Das Verfahren wegen des Vorwurfs des Völkermords gegen Israel wird vom Internationalen Gerichtshof (IGH) nicht abgewiesen. Das entschieden die Richter in Den Haag am Freitag. Der Gerichtshof erkenne das Recht der Palästinenser an, vor einem Völkermord geschützt zu werden. Insofern sei die Klage Südafrikas gegen Israel plausibel. Der IGH äußerte sich zudem tief besorgt über den anhaltenden Verlust von Menschenleben im Gazastreifen. Daher forderten die Richterinnen und Richter von Israel Sofortmaßnahmen, um die Menschen im Gaza-Streifen vor Genozid zu schützen und humanitäre Hilfe zu ermöglichen. Allerdings ordnet das Gericht kein Ende des Militäreinsatzes Israels an.
Ein abschließendes Urteil des IGH darüber, ob Israel im Gazastreifen tatsächlich einen "Völkermord" an den Palästinensern begeht oder nicht, wird in Den Haag vorerst nicht gefällt. Diese Entscheidung in der Hauptsache könnte noch Jahre dauern.
Südafrika hatte Ende Dezember eine Klage gegen Israel wegen des Vorwurfs des Völkermords an den Palästinensern im Gazastreifen eingereicht und einen sofortigen Stopp der israelischen Angriffe auf den schmalen Küstenstreifen gefordert. Der IGH entscheidet als Gericht der Vereinten Nationen (UN) über Streitigkeiten zwischen Staaten. Seine Urteile haben vor allem symbolischen Charakter, da sie nur schwer zu vollstrecken sind. So hatte der IGH etwa auch Russland aufgefordert, seinen Angriffskrieg in der Ukraine zu beenden.
Baerbock fordert mehr Rücksicht auf Zivilisten in Gaza
Nun wächst der internationale Druck auf Israel, bei dem Militäreinsatz gegen die islamistische Hamas mehr Rücksicht auf die Zivilbevölkerung zu nehmen. Bundesaußenministerin Annalena Baerbock (Grüne) forderte Israel eindringlich zur Zurückhaltung auf, Frankreich verurteilte den Beschuss einer UN-Flüchtlingsunterkunft im Gazastreifen.
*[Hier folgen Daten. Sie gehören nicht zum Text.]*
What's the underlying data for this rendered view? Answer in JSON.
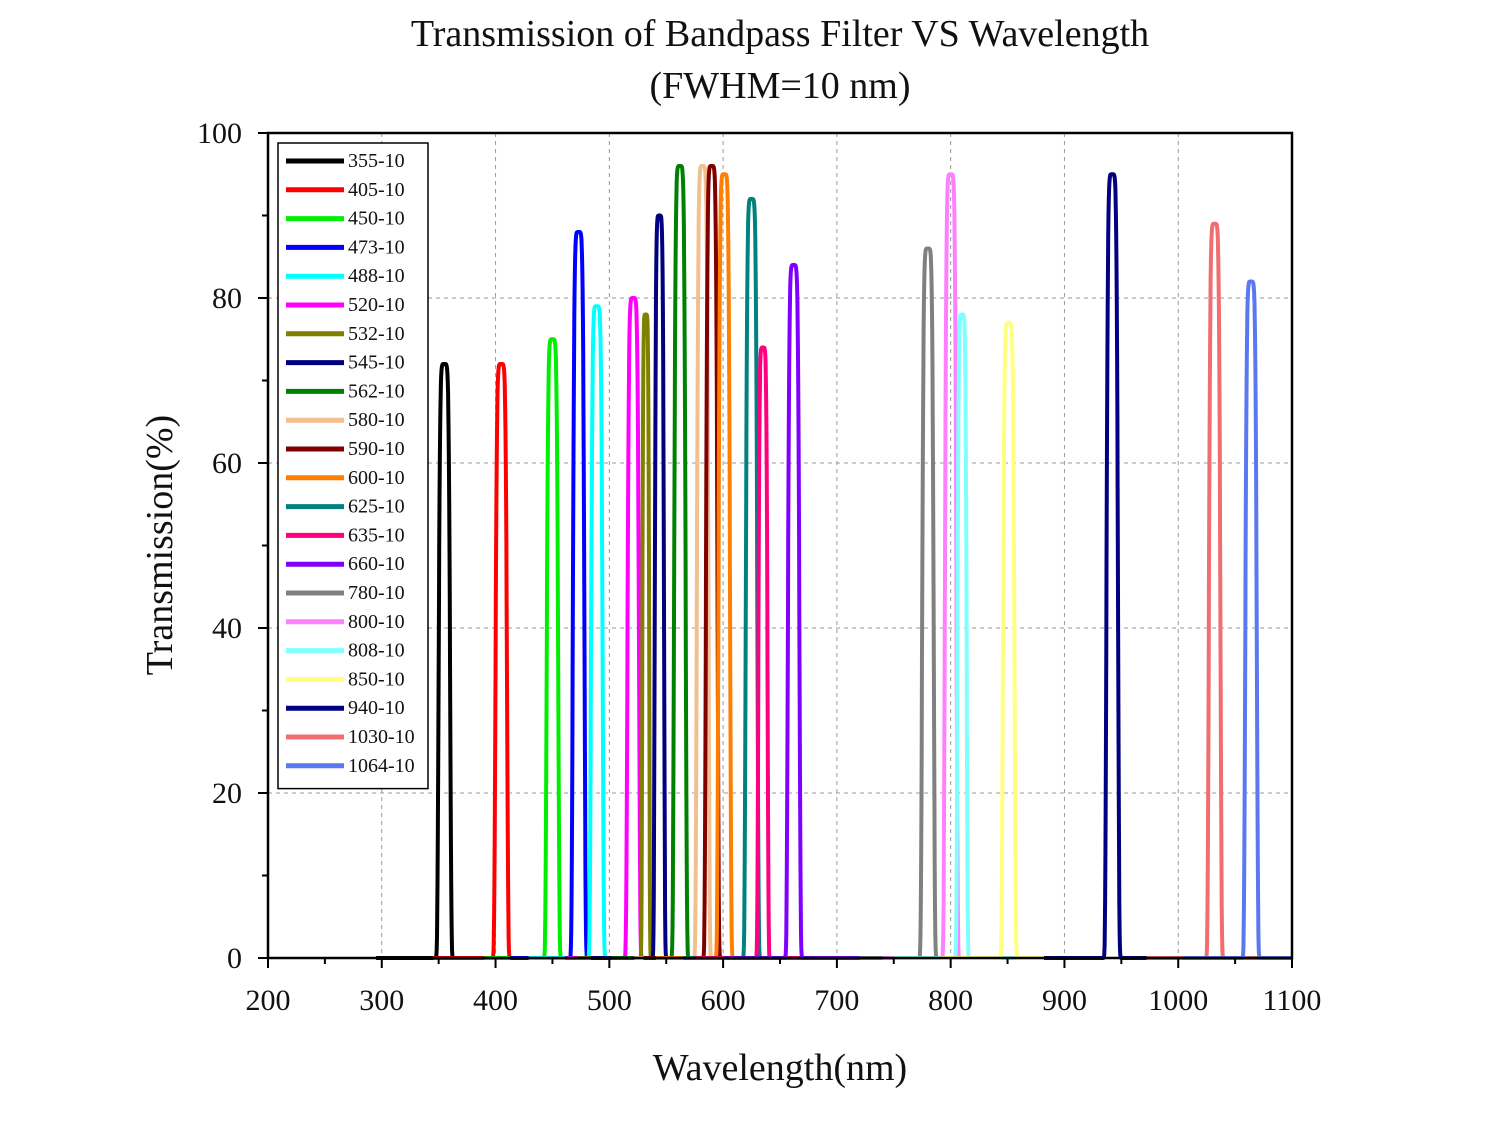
{
  "chart_data": {
    "type": "line",
    "title": "Transmission of Bandpass Filter VS Wavelength",
    "subtitle": "(FWHM=10 nm)",
    "xlabel": "Wavelength(nm)",
    "ylabel": "Transmission(%)",
    "xlim": [
      200,
      1100
    ],
    "ylim": [
      0,
      100
    ],
    "xticks": [
      "200",
      "300",
      "400",
      "500",
      "600",
      "700",
      "800",
      "900",
      "1000",
      "1100"
    ],
    "yticks": [
      "0",
      "20",
      "40",
      "60",
      "80",
      "100"
    ],
    "grid": "dashed",
    "legend_position": "top-left",
    "series": [
      {
        "name": "355-10",
        "color": "#000000",
        "center": 355,
        "width": 10,
        "peak": 72
      },
      {
        "name": "405-10",
        "color": "#ff0000",
        "center": 405,
        "width": 10,
        "peak": 72
      },
      {
        "name": "450-10",
        "color": "#00ee00",
        "center": 450,
        "width": 10,
        "peak": 75
      },
      {
        "name": "473-10",
        "color": "#0000ff",
        "center": 473,
        "width": 10,
        "peak": 88
      },
      {
        "name": "488-10",
        "color": "#00ffff",
        "center": 489,
        "width": 10,
        "peak": 79
      },
      {
        "name": "520-10",
        "color": "#ff00ff",
        "center": 521,
        "width": 10,
        "peak": 80
      },
      {
        "name": "532-10",
        "color": "#808000",
        "center": 532,
        "width": 6,
        "peak": 78
      },
      {
        "name": "545-10",
        "color": "#000080",
        "center": 544,
        "width": 8,
        "peak": 90
      },
      {
        "name": "562-10",
        "color": "#008000",
        "center": 562,
        "width": 10,
        "peak": 96
      },
      {
        "name": "580-10",
        "color": "#f2bf8f",
        "center": 582,
        "width": 10,
        "peak": 96
      },
      {
        "name": "590-10",
        "color": "#800000",
        "center": 590,
        "width": 10,
        "peak": 96
      },
      {
        "name": "600-10",
        "color": "#ff8000",
        "center": 601,
        "width": 10,
        "peak": 95
      },
      {
        "name": "625-10",
        "color": "#008080",
        "center": 625,
        "width": 10,
        "peak": 92
      },
      {
        "name": "635-10",
        "color": "#ff0080",
        "center": 635,
        "width": 8,
        "peak": 74
      },
      {
        "name": "660-10",
        "color": "#8000ff",
        "center": 662,
        "width": 10,
        "peak": 84
      },
      {
        "name": "780-10",
        "color": "#808080",
        "center": 780,
        "width": 10,
        "peak": 86
      },
      {
        "name": "800-10",
        "color": "#ff80ff",
        "center": 800,
        "width": 10,
        "peak": 95
      },
      {
        "name": "808-10",
        "color": "#80ffff",
        "center": 810,
        "width": 8,
        "peak": 78
      },
      {
        "name": "850-10",
        "color": "#ffff80",
        "center": 851,
        "width": 10,
        "peak": 77
      },
      {
        "name": "940-10",
        "color": "#000080",
        "center": 942,
        "width": 10,
        "peak": 95
      },
      {
        "name": "1030-10",
        "color": "#f26d6d",
        "center": 1032,
        "width": 10,
        "peak": 89
      },
      {
        "name": "1064-10",
        "color": "#5a78f0",
        "center": 1064,
        "width": 10,
        "peak": 82
      }
    ]
  }
}
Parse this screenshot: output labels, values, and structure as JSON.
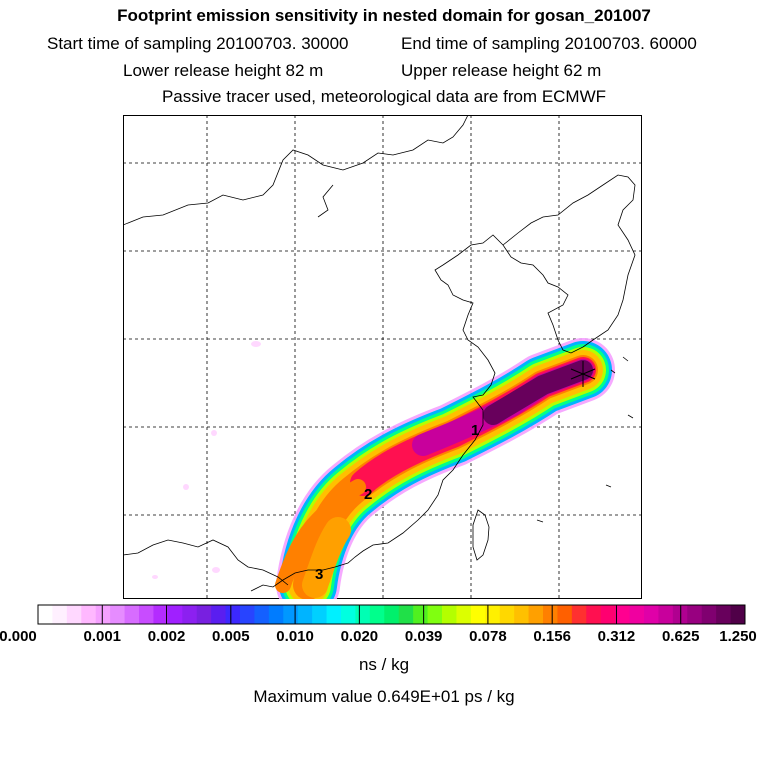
{
  "titles": {
    "line1": "Footprint emission sensitivity in nested domain for gosan_201007",
    "start_label": "Start time of sampling 20100703. 30000",
    "end_label": "End time of sampling 20100703. 60000",
    "lower_label": "Lower release height   82 m",
    "upper_label": "Upper release height   62 m",
    "line4": "Passive tracer used, meteorological data are from ECMWF"
  },
  "map": {
    "markers": [
      {
        "label": "1"
      },
      {
        "label": "2"
      },
      {
        "label": "3"
      }
    ]
  },
  "colorbar": {
    "ticks": [
      "0.000",
      "0.001",
      "0.002",
      "0.005",
      "0.010",
      "0.020",
      "0.039",
      "0.078",
      "0.156",
      "0.312",
      "0.625",
      "1.250"
    ],
    "colors": [
      "#ffffff",
      "#fff0ff",
      "#ffd8ff",
      "#ffb8ff",
      "#f5a0ff",
      "#e68cff",
      "#d76cff",
      "#c84cff",
      "#b42cff",
      "#a020ff",
      "#8c20f0",
      "#7820e0",
      "#5a1ef0",
      "#3c28ff",
      "#2844ff",
      "#1460ff",
      "#007cff",
      "#0098ff",
      "#00b4ff",
      "#00d0ff",
      "#00f0ff",
      "#00ffe0",
      "#00ffb4",
      "#00ff8c",
      "#00f06c",
      "#20e048",
      "#50f020",
      "#80ff10",
      "#b4ff00",
      "#dcff00",
      "#ffff00",
      "#fff000",
      "#ffd800",
      "#ffc000",
      "#ffa000",
      "#ff8000",
      "#ff6000",
      "#ff3030",
      "#ff1050",
      "#ff0070",
      "#ff0090",
      "#f000a0",
      "#e000a8",
      "#c8009c",
      "#b00090",
      "#980080",
      "#800070",
      "#68005c",
      "#500048"
    ],
    "units": "ns / kg"
  },
  "max_value": "Maximum value  0.649E+01 ps / kg"
}
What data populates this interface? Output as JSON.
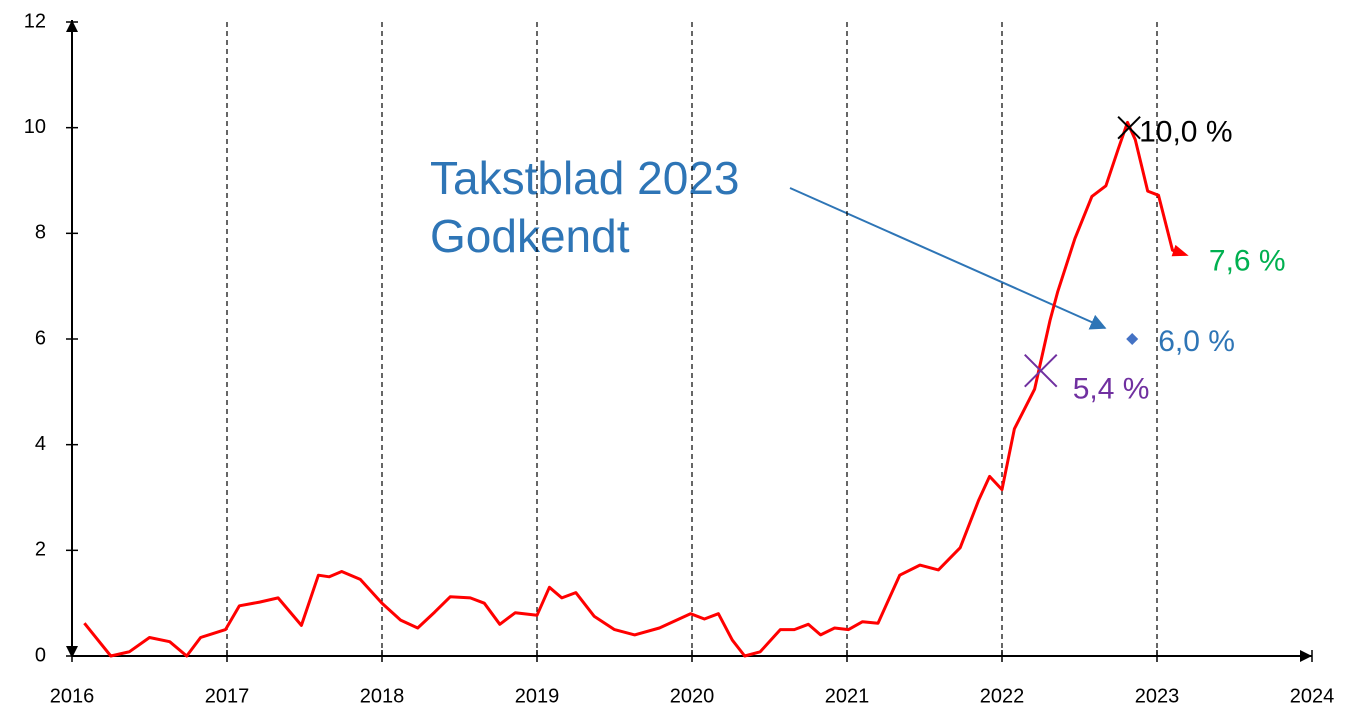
{
  "chart_data": {
    "type": "line",
    "annotation": [
      "Takstblad 2023",
      "Godkendt"
    ],
    "xlim": [
      2016,
      2024
    ],
    "xticks": [
      2016,
      2017,
      2018,
      2019,
      2020,
      2021,
      2022,
      2023,
      2024
    ],
    "ylim": [
      0,
      12
    ],
    "yticks": [
      0,
      2,
      4,
      6,
      8,
      10,
      12
    ],
    "grid": true,
    "series": [
      {
        "color": "#ff0000",
        "x": [
          2016.08,
          2016.25,
          2016.37,
          2016.5,
          2016.63,
          2016.74,
          2016.83,
          2016.99,
          2017.08,
          2017.21,
          2017.33,
          2017.48,
          2017.59,
          2017.66,
          2017.74,
          2017.86,
          2018.0,
          2018.12,
          2018.23,
          2018.34,
          2018.44,
          2018.57,
          2018.66,
          2018.76,
          2018.86,
          2019.0,
          2019.08,
          2019.16,
          2019.25,
          2019.37,
          2019.5,
          2019.63,
          2019.79,
          2019.99,
          2020.08,
          2020.17,
          2020.26,
          2020.34,
          2020.44,
          2020.57,
          2020.66,
          2020.75,
          2020.83,
          2020.92,
          2021.01,
          2021.1,
          2021.2,
          2021.34,
          2021.47,
          2021.59,
          2021.73,
          2021.85,
          2021.92,
          2022.0,
          2022.08,
          2022.21,
          2022.31,
          2022.36,
          2022.47,
          2022.58,
          2022.67,
          2022.75,
          2022.81,
          2022.86,
          2022.94,
          2023.01,
          2023.1,
          2023.18
        ],
        "values": [
          0.62,
          0.0,
          0.08,
          0.35,
          0.27,
          0.0,
          0.35,
          0.5,
          0.95,
          1.02,
          1.1,
          0.58,
          1.53,
          1.5,
          1.6,
          1.45,
          1.0,
          0.68,
          0.53,
          0.83,
          1.12,
          1.1,
          1.0,
          0.6,
          0.82,
          0.77,
          1.3,
          1.1,
          1.2,
          0.75,
          0.5,
          0.4,
          0.53,
          0.8,
          0.7,
          0.8,
          0.3,
          0.0,
          0.08,
          0.5,
          0.5,
          0.6,
          0.4,
          0.53,
          0.5,
          0.65,
          0.62,
          1.53,
          1.72,
          1.63,
          2.05,
          2.95,
          3.4,
          3.15,
          4.3,
          5.05,
          6.35,
          6.9,
          7.9,
          8.7,
          8.9,
          9.6,
          10.1,
          9.77,
          8.8,
          8.72,
          7.68,
          7.6
        ]
      }
    ],
    "markers": [
      {
        "x": 2022.82,
        "value": 10.0,
        "label": "10,0 %",
        "color": "#000000",
        "marker": "x"
      },
      {
        "x": 2023.18,
        "value": 7.6,
        "label": "7,6 %",
        "color": "#00b050",
        "marker": "none"
      },
      {
        "x": 2022.84,
        "value": 6.0,
        "label": "6,0 %",
        "color": "#2e75b6",
        "marker": "diamond"
      },
      {
        "x": 2022.25,
        "value": 5.4,
        "label": "5,4 %",
        "color": "#7030a0",
        "marker": "x"
      }
    ]
  }
}
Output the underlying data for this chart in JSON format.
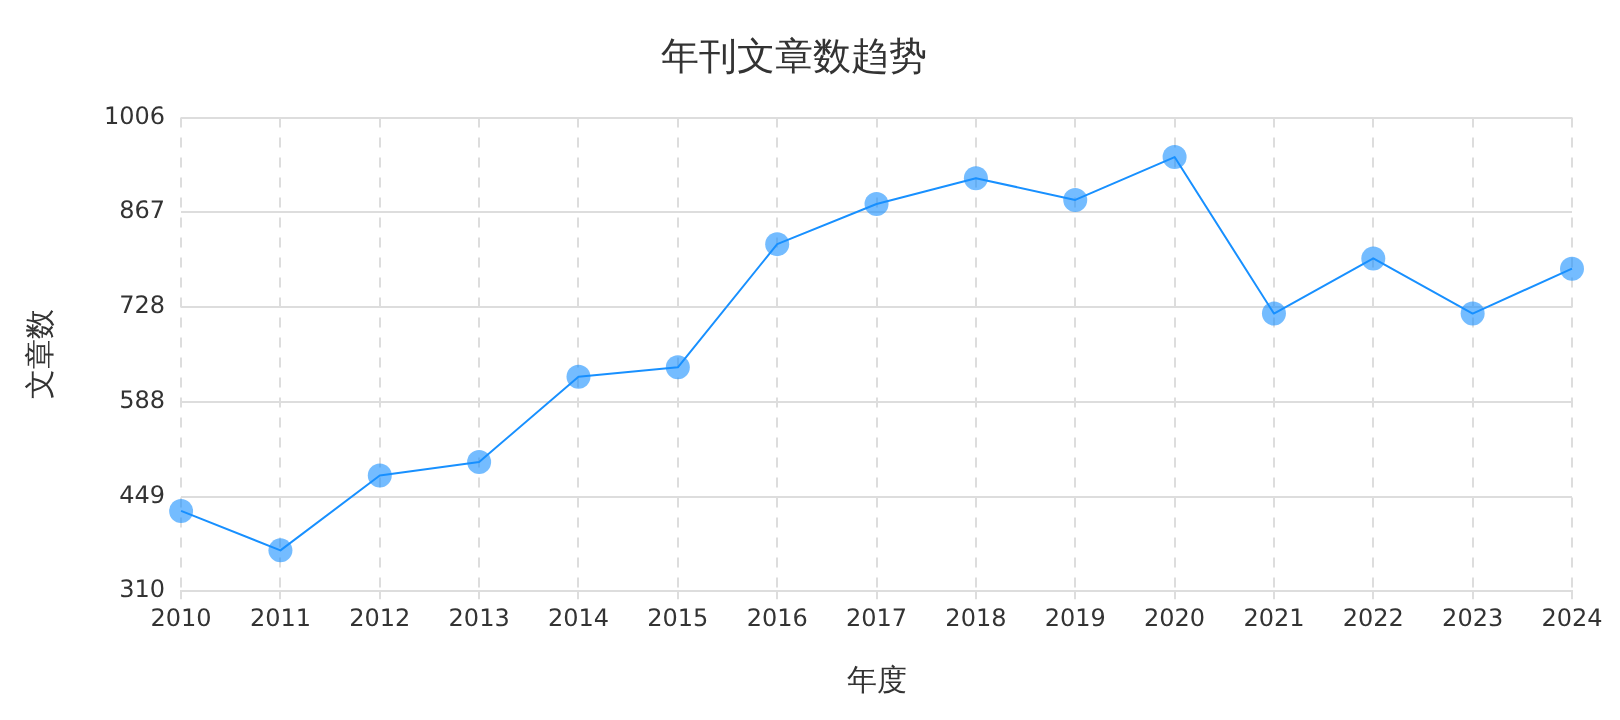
{
  "chart_data": {
    "type": "line",
    "title": "年刊文章数趋势",
    "xlabel": "年度",
    "ylabel": "文章数",
    "categories": [
      "2010",
      "2011",
      "2012",
      "2013",
      "2014",
      "2015",
      "2016",
      "2017",
      "2018",
      "2019",
      "2020",
      "2021",
      "2022",
      "2023",
      "2024"
    ],
    "series": [
      {
        "color": "#1890ff",
        "values": [
          428,
          370,
          480,
          500,
          625,
          639,
          820,
          879,
          917,
          885,
          948,
          718,
          799,
          718,
          784
        ]
      }
    ],
    "ylim": [
      310,
      1006
    ],
    "yticks": [
      310,
      449,
      588,
      728,
      867,
      1006
    ],
    "grid": true,
    "legend": false,
    "marker": "circle",
    "line_style": "solid"
  }
}
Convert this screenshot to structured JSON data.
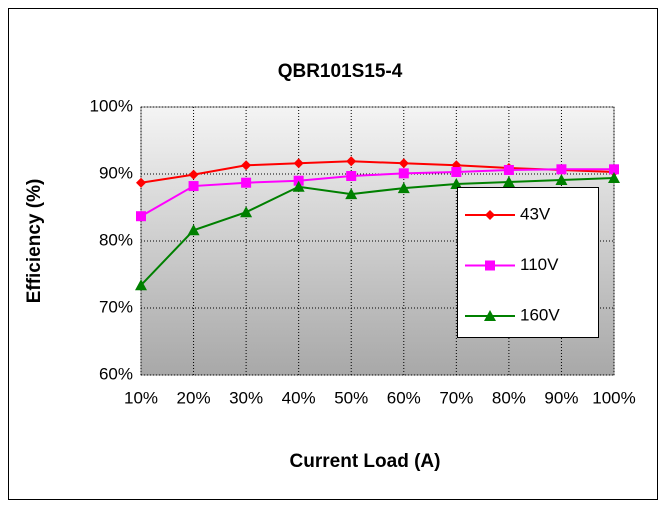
{
  "chart_data": {
    "type": "line",
    "title": "QBR101S15-4",
    "x_label": "Current Load (A)",
    "y_label": "Efficiency (%)",
    "categories": [
      "10%",
      "20%",
      "30%",
      "40%",
      "50%",
      "60%",
      "70%",
      "80%",
      "90%",
      "100%"
    ],
    "series": [
      {
        "name": "43V",
        "color": "#ff0000",
        "marker": "diamond",
        "values": [
          88.7,
          89.9,
          91.3,
          91.6,
          91.9,
          91.6,
          91.3,
          90.9,
          90.6,
          90.3
        ]
      },
      {
        "name": "110V",
        "color": "#ff00ff",
        "marker": "square",
        "values": [
          83.7,
          88.2,
          88.7,
          89.0,
          89.7,
          90.1,
          90.3,
          90.6,
          90.7,
          90.7
        ]
      },
      {
        "name": "160V",
        "color": "#008000",
        "marker": "triangle",
        "values": [
          73.4,
          81.6,
          84.3,
          88.1,
          87.0,
          87.9,
          88.5,
          88.8,
          89.1,
          89.4
        ]
      }
    ],
    "ylim": [
      60,
      100
    ],
    "yticks": [
      {
        "value": 60,
        "label": "60%"
      },
      {
        "value": 70,
        "label": "70%"
      },
      {
        "value": 80,
        "label": "80%"
      },
      {
        "value": 90,
        "label": "90%"
      },
      {
        "value": 100,
        "label": "100%"
      }
    ],
    "grid": true
  }
}
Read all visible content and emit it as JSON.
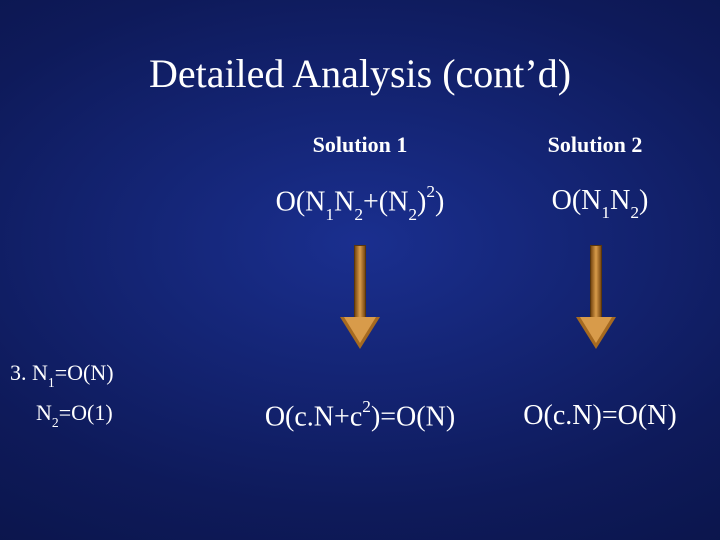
{
  "title": "Detailed Analysis (cont’d)",
  "columns": {
    "sol1": "Solution 1",
    "sol2": "Solution 2"
  },
  "formulas": {
    "sol1_top_pre": "O(N",
    "sol1_top_s1": "1",
    "sol1_top_mid1": "N",
    "sol1_top_s2": "2",
    "sol1_top_mid2": "+(N",
    "sol1_top_s3": "2",
    "sol1_top_mid3": ")",
    "sol1_top_e1": "2",
    "sol1_top_post": ")",
    "sol2_top_pre": "O(N",
    "sol2_top_s1": "1",
    "sol2_top_mid1": "N",
    "sol2_top_s2": "2",
    "sol2_top_post": ")",
    "sol1_bot_pre": "O(c.N+c",
    "sol1_bot_e1": "2",
    "sol1_bot_post": ")=O(N)",
    "sol2_bot": "O(c.N)=O(N)"
  },
  "notes": {
    "line1_pre": "3.  N",
    "line1_s1": "1",
    "line1_post": "=O(N)",
    "line2_pre": "N",
    "line2_s1": "2",
    "line2_post": "=O(1)"
  },
  "style": {
    "arrow_fill": "#d89b4a",
    "arrow_edge": "#7a4a12"
  }
}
Derweil meldeten Israel und die Hamas am Freitag Kämpfe in der im Süden des Gazastreifens gelegenen Stadt Chan Junis.
Bundesaußenministerin Baerbock erklärte, "auch beim Recht auf Selbstverteidigung gibt es Regeln und auch beim Kampf gegen Terroristen gilt das humanitäre Völkerrecht". Diese Regeln müsse Israel "auch in einem schwierigen Umfeld" einhalten, "in dem die Hamas alle Regeln bricht und Menschen als Schutzschilde missbraucht".
"Israel muss dringend mehr humanitäre Hilfe nach Gaza lassen und seine Operationsführung anpassen", forderte Baerbock. "Viele hunderttausende Menschen haben auf israelische Anweisung im Süden Gazas Schutz gesucht", argumentierte die Außenministerin. "Sie können sich nicht einfach in Luft auflösen."
Sie wiederholte ihre Forderung nach einer "humanitären Feuerpause – auch damit endlich alle Geiseln freigelassen werden". Baerbock äußerte sich zudem "äußerst besorgt über die verzweifelte Lage der Menschen in Chan Junis".
Israel weist Vorwürfe des Völkermords zurück
Frankreich forderte Israel auf, sich an das "humanitäre Völkerrecht" zu halten. Das Außenministerium in Paris "verurteilte" den Beschuss einer UN-Flüchtlingsunterkunft in Chan Junis, bei dem nach UN-Angaben am Mittwoch 13 Menschen getötet worden waren. Nach Angaben des UN-Hilfswerks für palästinensische Flüchtlinge (UNRWA) wurde das Gebäude von zwei Panzerraketen getroffen.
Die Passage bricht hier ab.